Les vertus du silence
(ndlr) - Un sage disait "nous pourrions nous isoler au coeur de la plus profonde des contrées que nous ne parviendrions pas quand même à nous libérer de nos distractions sans le silence". Le silence est le remède et c'est bien autre chose plus clair et plus profond ...
Méditation: la méthode de base
Ajahn Brahmavamso
Traduction française de Phra Asekho
Le but de la méditation
Le but, dans cette
méditation, c’est la beauté du silence, du calme et de la clarté d’esprit.
La méditation, c’est le
moyen de parvenir au lâcher prise. Dans la méditation, on lâche prise du monde
extérieur, complexe, pour atteindre le monde intérieur, serein. Dans tous les
types de mysticisme, ainsi que dans de nombreuses traditions, ceci est connu
comme la voie vers l’esprit pur et puissant. L’expérience de cet esprit pur et
libéré du monde est merveilleuse et heureuse.
Pendant cette retraite, il
y aura du travail difficile à faire au début, mais consentez à endurer la
difficulté du travail, vous rappelant qu’il vous fera vivre des états très
beaux et significatifs. Ils en vaudront bien la peine ! C’est une loi de la
nature que sans effort on ne progresse pas. Qu’on soit laïque ou moine, on
n’arrive nulle part sans effort, qu’il s’agisse de la méditation ou de
n’importe quoi d’autre.
Pourtant l’effort seul ne
suffit pas. Il doit être appliqué astucieusement. Cela signifie diriger votre
énergie juste aux bons endroits et l’y maintenir jusqu’à ce que la tâche soit
accomplie. Un effort appliqué avec astuce n’est ni gênant ni dérangeant, et il
produit cette belle paix de la méditation profonde.
Pour savoir où diriger
votre effort, il vous faut comprendre clairement le but de la méditation. Le
but de la méditation, c’est la beauté du silence, du calme et de la clarté
d’esprit. Si vous parvenez à comprendre ce but, alors le lieu d’application
de votre effort et le moyen d’atteindre le but deviennent très clairs.
L’effort est dirigé vers
le lâcher prise, vers le développement d’un esprit qui tend à l’abandon. Une
des nombreuses déclarations simples mais profondes du Bouddha est « qu’une
personne qui médite, dont l’esprit tend à l’abandon, atteint sāmadhi facilement
» (précisément le but de la méditation). Une telle personne obtient ces
états de béatitude presque automatiquement. Ce que disait le Bouddha c’est que
la principale cause de la méditation profonde, pour atteindre ces états
puissants, c’est la volonté d’abandon, de lâcher prise et de renoncement.

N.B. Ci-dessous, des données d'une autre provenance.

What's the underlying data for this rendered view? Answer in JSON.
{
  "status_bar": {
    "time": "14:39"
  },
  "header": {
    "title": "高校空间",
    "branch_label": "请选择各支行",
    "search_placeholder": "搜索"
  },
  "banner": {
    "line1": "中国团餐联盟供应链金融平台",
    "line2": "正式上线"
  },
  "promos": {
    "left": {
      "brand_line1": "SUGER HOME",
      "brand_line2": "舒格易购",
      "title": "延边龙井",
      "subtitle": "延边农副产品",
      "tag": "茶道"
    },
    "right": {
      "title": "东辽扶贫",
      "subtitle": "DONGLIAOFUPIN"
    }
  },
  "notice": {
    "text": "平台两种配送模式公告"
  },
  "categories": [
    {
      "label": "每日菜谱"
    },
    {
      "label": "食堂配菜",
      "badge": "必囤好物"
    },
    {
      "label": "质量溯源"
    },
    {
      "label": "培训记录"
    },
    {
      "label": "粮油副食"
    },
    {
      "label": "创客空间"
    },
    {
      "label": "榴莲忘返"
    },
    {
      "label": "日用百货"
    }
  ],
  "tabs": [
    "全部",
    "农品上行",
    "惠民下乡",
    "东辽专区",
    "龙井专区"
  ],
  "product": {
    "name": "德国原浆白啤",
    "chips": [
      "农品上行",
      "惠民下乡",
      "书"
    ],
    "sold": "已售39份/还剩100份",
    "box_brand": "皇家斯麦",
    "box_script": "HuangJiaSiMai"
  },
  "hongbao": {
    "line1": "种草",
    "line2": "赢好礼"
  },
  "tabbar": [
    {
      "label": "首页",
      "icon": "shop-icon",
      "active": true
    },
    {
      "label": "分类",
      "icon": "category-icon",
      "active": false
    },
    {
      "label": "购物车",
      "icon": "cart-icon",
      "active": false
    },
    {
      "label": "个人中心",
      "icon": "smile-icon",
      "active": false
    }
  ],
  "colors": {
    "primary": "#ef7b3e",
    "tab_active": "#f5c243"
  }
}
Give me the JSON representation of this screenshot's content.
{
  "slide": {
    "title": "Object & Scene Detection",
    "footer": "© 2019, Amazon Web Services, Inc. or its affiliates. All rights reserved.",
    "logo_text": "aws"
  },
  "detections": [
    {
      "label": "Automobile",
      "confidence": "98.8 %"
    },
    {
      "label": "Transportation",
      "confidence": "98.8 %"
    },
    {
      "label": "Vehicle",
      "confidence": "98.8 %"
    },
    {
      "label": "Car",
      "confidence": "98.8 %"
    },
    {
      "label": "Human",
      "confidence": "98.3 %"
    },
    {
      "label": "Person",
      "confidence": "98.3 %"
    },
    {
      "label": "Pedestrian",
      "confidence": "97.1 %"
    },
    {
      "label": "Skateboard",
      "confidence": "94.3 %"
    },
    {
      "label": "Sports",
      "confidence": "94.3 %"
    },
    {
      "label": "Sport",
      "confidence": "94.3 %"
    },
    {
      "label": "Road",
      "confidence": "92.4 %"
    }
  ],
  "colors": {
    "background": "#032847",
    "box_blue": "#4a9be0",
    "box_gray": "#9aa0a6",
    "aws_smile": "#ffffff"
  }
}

Pendant cette retraite de méditation, ce n’est pas l’esprit qui accumule et
s’accroche aux choses que nous allons développer, mais plutôt l’esprit qui consent
à lâcher prise, à poser les fardeaux. En dehors de la méditation, nous devons
porter le fardeau de nombreux devoirs, comme autant de lourdes valises, mais
pendant la période de méditation tous ces bagages ne sont pas nécessaires.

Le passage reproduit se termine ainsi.